The Department consists of three research groups

Choose a research group on the left to find out more about them.

A short overview on the research interests of the different labs is given here:

The Theißen lab investigates the structure, function and evolution of transcription factors, concentrating on proteins encoded by MADS-box genes.
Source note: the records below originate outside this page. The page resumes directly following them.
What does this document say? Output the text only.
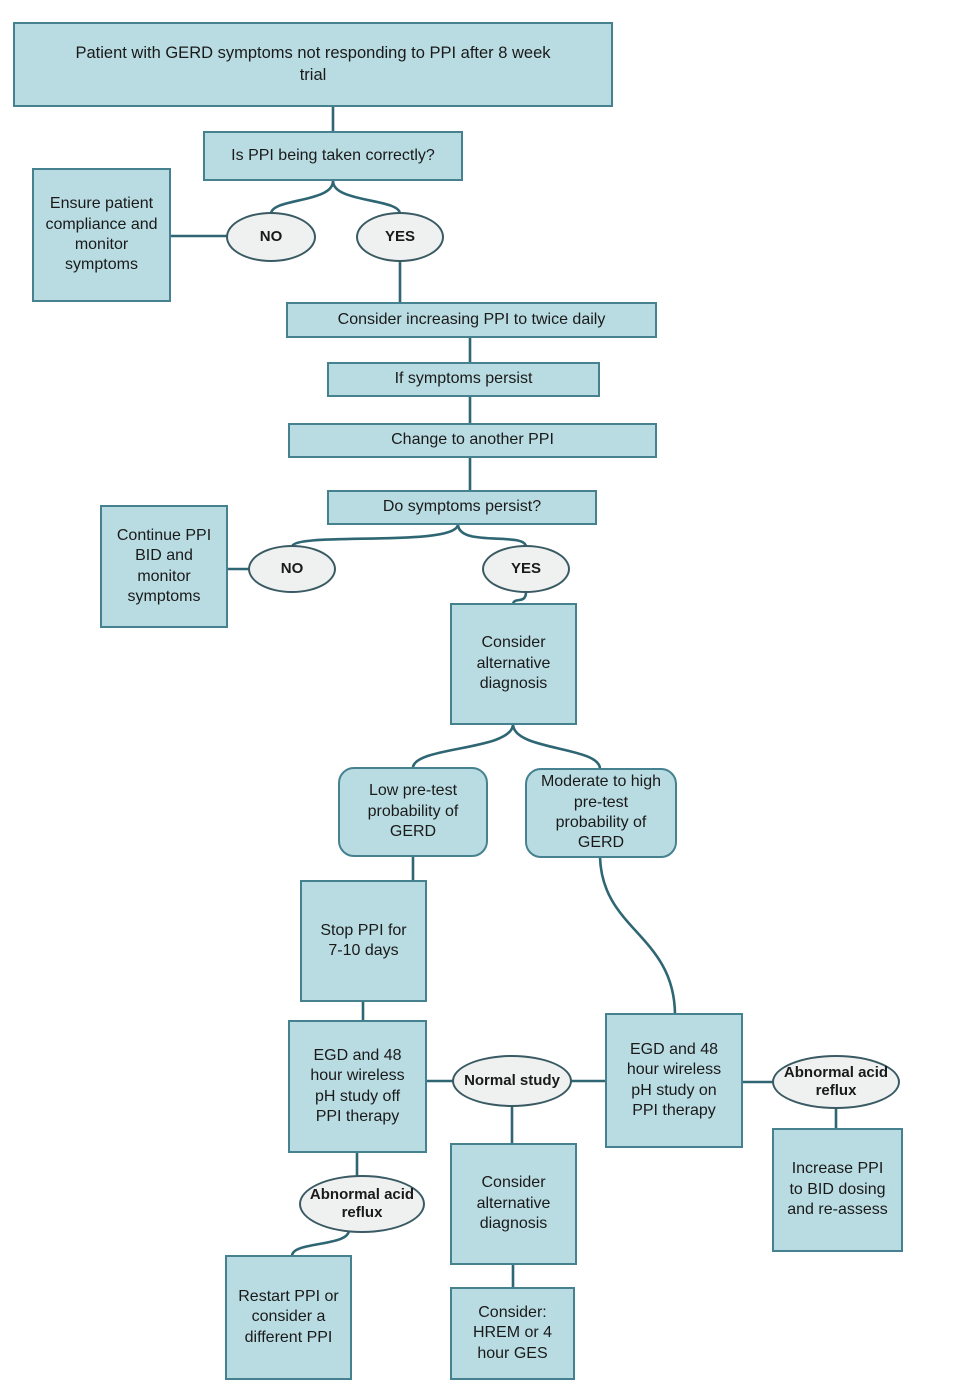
Patient with GERD symptoms not responding to PPI after 8 week trial
Is PPI being taken correctly?
Ensure patient compliance and monitor symptoms
NO	YES
Consider increasing PPI to twice daily
If symptoms persist
Change to another PPI
Do symptoms persist?
Continue PPI BID and monitor symptoms
NO	YES
Consider alternative diagnosis
Low pre-test probability of GERD
Moderate to high pre-test probability of GERD
Stop PPI for 7-10 days
EGD and 48 hour wireless pH study off PPI therapy
Normal study
EGD and 48 hour wireless pH study on PPI therapy
Abnormal acid reflux
Increase PPI to BID dosing and re-assess
Abnormal acid reflux
Restart PPI or consider a different PPI
Consider alternative diagnosis
Consider: HREM or 4 hour GES
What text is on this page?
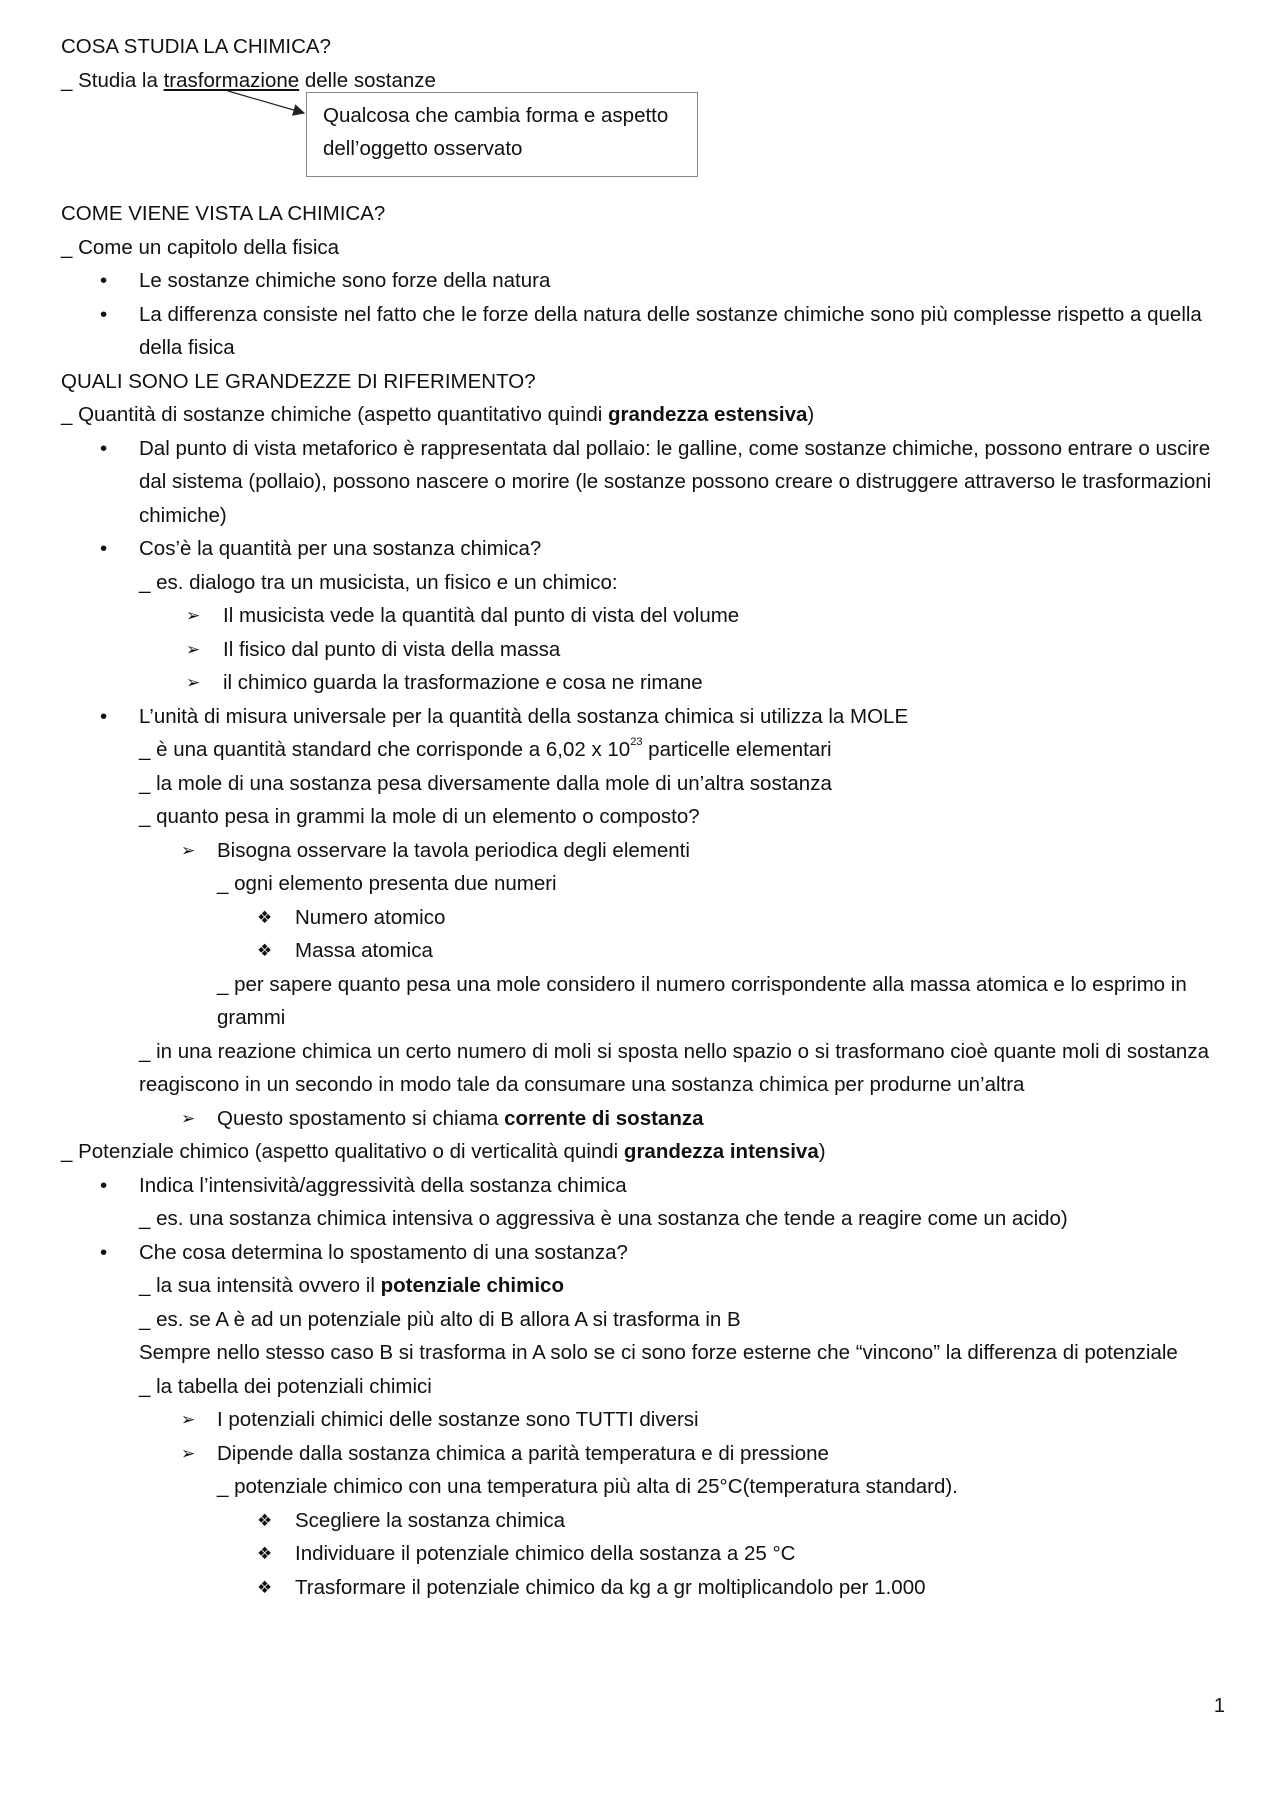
Qualcosa che cambia forma e aspetto dell’oggetto osservato
COSA STUDIA LA CHIMICA?
_ Studia la trasformazione delle sostanze
COME VIENE VISTA LA CHIMICA?
_ Come un capitolo della fisica
• Le sostanze chimiche sono forze della natura
• La differenza consiste nel fatto che le forze della natura delle sostanze chimiche sono più complesse rispetto a quella della fisica
QUALI SONO LE GRANDEZZE DI RIFERIMENTO?
_ Quantità di sostanze chimiche (aspetto quantitativo quindi grandezza estensiva)
• Dal punto di vista metaforico è rappresentata dal pollaio: le galline, come sostanze chimiche, possono entrare o uscire dal sistema (pollaio), possono nascere o morire (le sostanze possono creare o distruggere attraverso le trasformazioni chimiche)
• Cos’è la quantità per una sostanza chimica?
_ es. dialogo tra un musicista, un fisico e un chimico:
➢ Il musicista vede la quantità dal punto di vista del volume
➢ Il fisico dal punto di vista della massa
➢ il chimico guarda la trasformazione e cosa ne rimane
• L’unità di misura universale per la quantità della sostanza chimica si utilizza la MOLE
_ è una quantità standard che corrisponde a 6,02 x $10^{23}$ particelle elementari
_ la mole di una sostanza pesa diversamente dalla mole di un’altra sostanza
_ quanto pesa in grammi la mole di un elemento o composto?
➢ Bisogna osservare la tavola periodica degli elementi
_ ogni elemento presenta due numeri
❖ Numero atomico
❖ Massa atomica
_ per sapere quanto pesa una mole considero il numero corrispondente alla massa atomica e lo esprimo in grammi
_ in una reazione chimica un certo numero di moli si sposta nello spazio o si trasformano cioè quante moli di sostanza reagiscono in un secondo in modo tale da consumare una sostanza chimica per produrne un’altra
➢ Questo spostamento si chiama corrente di sostanza
_ Potenziale chimico (aspetto qualitativo o di verticalità quindi grandezza intensiva)
• Indica l’intensività/aggressività della sostanza chimica
_ es. una sostanza chimica intensiva o aggressiva è una sostanza che tende a reagire come un acido)
• Che cosa determina lo spostamento di una sostanza?
_ la sua intensità ovvero il potenziale chimico
_ es. se A è ad un potenziale più alto di B allora A si trasforma in B
Sempre nello stesso caso B si trasforma in A solo se ci sono forze esterne che “vincono” la differenza di potenziale
_ la tabella dei potenziali chimici
➢ I potenziali chimici delle sostanze sono TUTTI diversi
➢ Dipende dalla sostanza chimica a parità temperatura e di pressione
_ potenziale chimico con una temperatura più alta di 25°C(temperatura standard).
❖ Scegliere la sostanza chimica
❖ Individuare il potenziale chimico della sostanza a 25 °C
❖ Trasformare il potenziale chimico da kg a gr moltiplicandolo per 1.000
1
Our interests range from the relationship between structure and function on the molecular level via the mechanisms underlying gene regulation (including the importance of microRNAs) to the role of transcription factors in the evolution of gene regulatory networks and developmental processes. A major focus of our work is on elucidating the role of MADS-box genes in the evolution of flowers and fruits and in the origin of biodiversity. Our model systems comprise diverse land plants ranging from mosses to flowering plants, and includes important crop plants such as cabbage, rice, maize, tulips and spruce as well as wild plants (e.g. field pepperweed) and typical model organisms (thale cress, Arabidopsis thaliana). To achieve our goals we use tools from genetics, molecular biology, biophysics and bioinformatics.

 

The ‘Bierhoff Lab’ investigates epigenetic regulation by non-coding RNAs (ncRNAs) in human and mouse cells. We would like to understand how ncRNAs are targeted to specific regions in the genome and which proteins they recruit to impact chromatin structure. At the moment, we are mainly focusing on triple-helices that are formed between ncRNAs and certain genomic sites (ncRNA:DNA triplexes). Triplex-formation facilitates a sequence-specific DNA recognition without unwinding of the DNA double helix, and is thus exquisitely suited for targeted interactions between ncRNAs and the genome. To date, ncRNA:DNA triplexes are poorly understood. Therefore, we have developed novel tools and techniques to detect ncRNA:DNA triplexes genome-wide in cells and to functionally characterize them. We are combining these studies with various molecular biology and high throughput methods.

 

The Brantl lab focuses mainly on gene regulation in Gram-positive bacteria by small regulatory RNAs (sRNAs) and transcription factors. We use Bacillus subtilis as model organism. On the one hand, we investigate a small trans-encoded sRNA – SR1 – discovered in our group. SR1 is a dual-function sRNA: it acts as base-pairing sRNA in arginine catabolism, but also encodes a peptide that does not only play a role in sugar metabolism, but has a global function in RNA degradation. On the other hand, we explore three type I toxin-antitoxin systems whose antitoxins are cis-encoded sRNAs. In both cases, we are interested in the biological functions of these sRNAs, their molecular mechanisms of action as well as their regulation by transcription factors. We employ a combination of in vitro and in vivo techniques to characterize RNA and DNA-binding proteins.